P0719 Natural Variation for Flowering Time, Perennialism, and Nutrient Recycling in Bioenergy Crops

Christopher Schwartz , University of Wisconsin, GLBRC, Madison, WI
Thomas S. Ream , University of Wisconsin, Madison, WI
Daniel Woods , University of Wisconsin-Madison, Madison, WI
Laura Smith , University of Wisconsin, Madison, WI
Craig Maier , University of Wisconsin, Madison, WI
John Sedbrook , Illinois State University, GLBRC, Normal, IL
Michael Casler , USDA-ARS, Madison, WI
Randy Jackson , University of Wisconsin, Madison, WI
Richard Amasino , University of Wisconsin, Madison, WI
We have analyzed annual Brachypodium for flowering time and nitrogen content when grown under a nitrogen gradient. Flowering time is correlated to whole plant N content, likely due to greater leaf mass in later flowering accessions. We hope the easily transformable annuals can assist in gene characterizations of loci identified in perennial species.  We have analyzed nitrogen content in perennial Brachypodium species to identify accessions that differ in nitrogen content following senescence. We are focusing on perennial Brachypodium species where simple genetic analysis is possible and the accessions are candidates for sequencing by JGI.  To identify loci involved in flowering/senescence/nutrient recycling in dedicated bioenergy crops, we have analyzed nitrogen content in switchgrass and Miscanthus from locations that vary in soil type. Our goal is to understand how the timing of developmental processes influence nutrient recycling in bioenergy crops.  We have extended our switchgrass studies to include Big Bluestem, and the following experiments are currently in progress to gauge the extent of nitrogen recycling in dedicated perennial bioenergy crops.
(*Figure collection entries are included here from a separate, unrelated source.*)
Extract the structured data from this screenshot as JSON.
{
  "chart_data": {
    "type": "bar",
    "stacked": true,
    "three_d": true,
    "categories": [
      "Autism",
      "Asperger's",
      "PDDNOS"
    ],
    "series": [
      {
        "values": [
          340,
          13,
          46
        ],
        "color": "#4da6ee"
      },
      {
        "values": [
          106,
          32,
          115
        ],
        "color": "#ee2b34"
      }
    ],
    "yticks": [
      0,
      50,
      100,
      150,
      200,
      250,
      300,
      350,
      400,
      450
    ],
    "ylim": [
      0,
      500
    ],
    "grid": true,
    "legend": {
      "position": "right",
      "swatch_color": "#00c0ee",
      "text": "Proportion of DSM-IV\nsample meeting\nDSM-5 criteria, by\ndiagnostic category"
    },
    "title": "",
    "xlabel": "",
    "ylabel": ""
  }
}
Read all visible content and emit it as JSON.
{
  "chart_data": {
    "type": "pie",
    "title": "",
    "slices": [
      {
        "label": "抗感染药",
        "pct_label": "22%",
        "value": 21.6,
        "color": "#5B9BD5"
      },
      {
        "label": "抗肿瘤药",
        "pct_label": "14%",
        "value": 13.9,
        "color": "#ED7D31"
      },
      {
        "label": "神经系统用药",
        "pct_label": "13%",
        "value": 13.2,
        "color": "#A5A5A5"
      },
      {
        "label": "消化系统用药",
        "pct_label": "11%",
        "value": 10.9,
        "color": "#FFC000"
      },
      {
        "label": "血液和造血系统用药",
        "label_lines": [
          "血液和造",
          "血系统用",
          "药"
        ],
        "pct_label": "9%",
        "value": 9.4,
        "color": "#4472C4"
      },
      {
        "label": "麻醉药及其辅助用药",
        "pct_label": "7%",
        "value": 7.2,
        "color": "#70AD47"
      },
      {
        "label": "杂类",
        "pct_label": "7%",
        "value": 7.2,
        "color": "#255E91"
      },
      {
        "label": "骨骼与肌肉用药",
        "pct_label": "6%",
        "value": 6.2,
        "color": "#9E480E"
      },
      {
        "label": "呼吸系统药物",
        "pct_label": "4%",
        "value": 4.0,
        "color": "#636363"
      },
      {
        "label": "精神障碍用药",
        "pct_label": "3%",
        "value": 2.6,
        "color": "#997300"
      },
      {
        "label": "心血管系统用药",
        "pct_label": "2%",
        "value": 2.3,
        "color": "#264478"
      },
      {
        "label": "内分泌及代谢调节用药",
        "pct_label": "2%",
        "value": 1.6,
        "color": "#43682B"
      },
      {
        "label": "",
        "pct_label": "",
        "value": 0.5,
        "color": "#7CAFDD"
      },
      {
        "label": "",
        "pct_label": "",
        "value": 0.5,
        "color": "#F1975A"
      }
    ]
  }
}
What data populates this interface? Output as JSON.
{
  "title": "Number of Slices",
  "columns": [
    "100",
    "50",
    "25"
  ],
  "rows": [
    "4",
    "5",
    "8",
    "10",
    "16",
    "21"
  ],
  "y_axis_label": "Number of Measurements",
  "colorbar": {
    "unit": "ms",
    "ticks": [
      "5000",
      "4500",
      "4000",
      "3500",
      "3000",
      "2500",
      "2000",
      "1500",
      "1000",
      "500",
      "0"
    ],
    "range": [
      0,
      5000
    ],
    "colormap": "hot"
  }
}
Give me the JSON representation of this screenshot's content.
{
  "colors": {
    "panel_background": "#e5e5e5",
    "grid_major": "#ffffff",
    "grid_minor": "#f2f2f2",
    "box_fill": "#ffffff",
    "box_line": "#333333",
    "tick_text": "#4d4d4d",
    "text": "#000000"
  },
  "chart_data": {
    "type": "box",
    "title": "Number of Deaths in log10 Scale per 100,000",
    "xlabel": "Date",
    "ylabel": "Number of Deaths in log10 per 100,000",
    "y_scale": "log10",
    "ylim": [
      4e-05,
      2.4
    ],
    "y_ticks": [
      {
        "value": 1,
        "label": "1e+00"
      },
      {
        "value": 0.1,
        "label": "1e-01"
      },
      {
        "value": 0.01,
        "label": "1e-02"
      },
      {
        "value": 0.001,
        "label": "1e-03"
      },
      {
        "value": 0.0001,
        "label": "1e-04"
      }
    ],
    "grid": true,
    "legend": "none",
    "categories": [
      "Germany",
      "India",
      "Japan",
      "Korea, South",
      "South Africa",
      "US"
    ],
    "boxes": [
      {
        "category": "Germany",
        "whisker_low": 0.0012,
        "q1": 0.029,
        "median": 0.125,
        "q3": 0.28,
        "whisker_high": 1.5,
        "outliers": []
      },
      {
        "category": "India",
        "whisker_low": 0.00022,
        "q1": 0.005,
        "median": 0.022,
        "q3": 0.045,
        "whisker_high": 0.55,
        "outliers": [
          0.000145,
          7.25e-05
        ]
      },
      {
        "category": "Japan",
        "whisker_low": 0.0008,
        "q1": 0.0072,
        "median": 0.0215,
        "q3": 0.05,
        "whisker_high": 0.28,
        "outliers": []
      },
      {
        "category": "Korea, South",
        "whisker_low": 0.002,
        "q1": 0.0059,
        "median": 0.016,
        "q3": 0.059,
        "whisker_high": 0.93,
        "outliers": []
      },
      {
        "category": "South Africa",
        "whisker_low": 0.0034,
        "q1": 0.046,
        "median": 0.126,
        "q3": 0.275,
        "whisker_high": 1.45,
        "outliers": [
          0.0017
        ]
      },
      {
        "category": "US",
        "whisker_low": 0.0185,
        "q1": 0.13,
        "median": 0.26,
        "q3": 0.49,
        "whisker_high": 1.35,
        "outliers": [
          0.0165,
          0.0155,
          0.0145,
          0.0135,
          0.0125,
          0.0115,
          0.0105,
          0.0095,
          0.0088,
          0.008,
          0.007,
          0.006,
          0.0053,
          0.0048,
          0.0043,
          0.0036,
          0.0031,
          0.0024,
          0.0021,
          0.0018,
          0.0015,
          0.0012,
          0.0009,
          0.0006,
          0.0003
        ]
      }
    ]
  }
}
A) We have assayed several native stands, from multiple locations, to gauge the extent of genetic variability for nitrogen recycling.

B) We have planted multiple genotyped at horticultural and marginal sites to gauge genetic and environmental variation for nitrogen recycling.

C) We will grow select genotypes in a chamber under a yearly-simulated cycle to relate nitrogen recycling and below ground growth. Also, the selected genotypes will be grown on a nitrogen gradient to directly address the genetic variation in a controlled environment.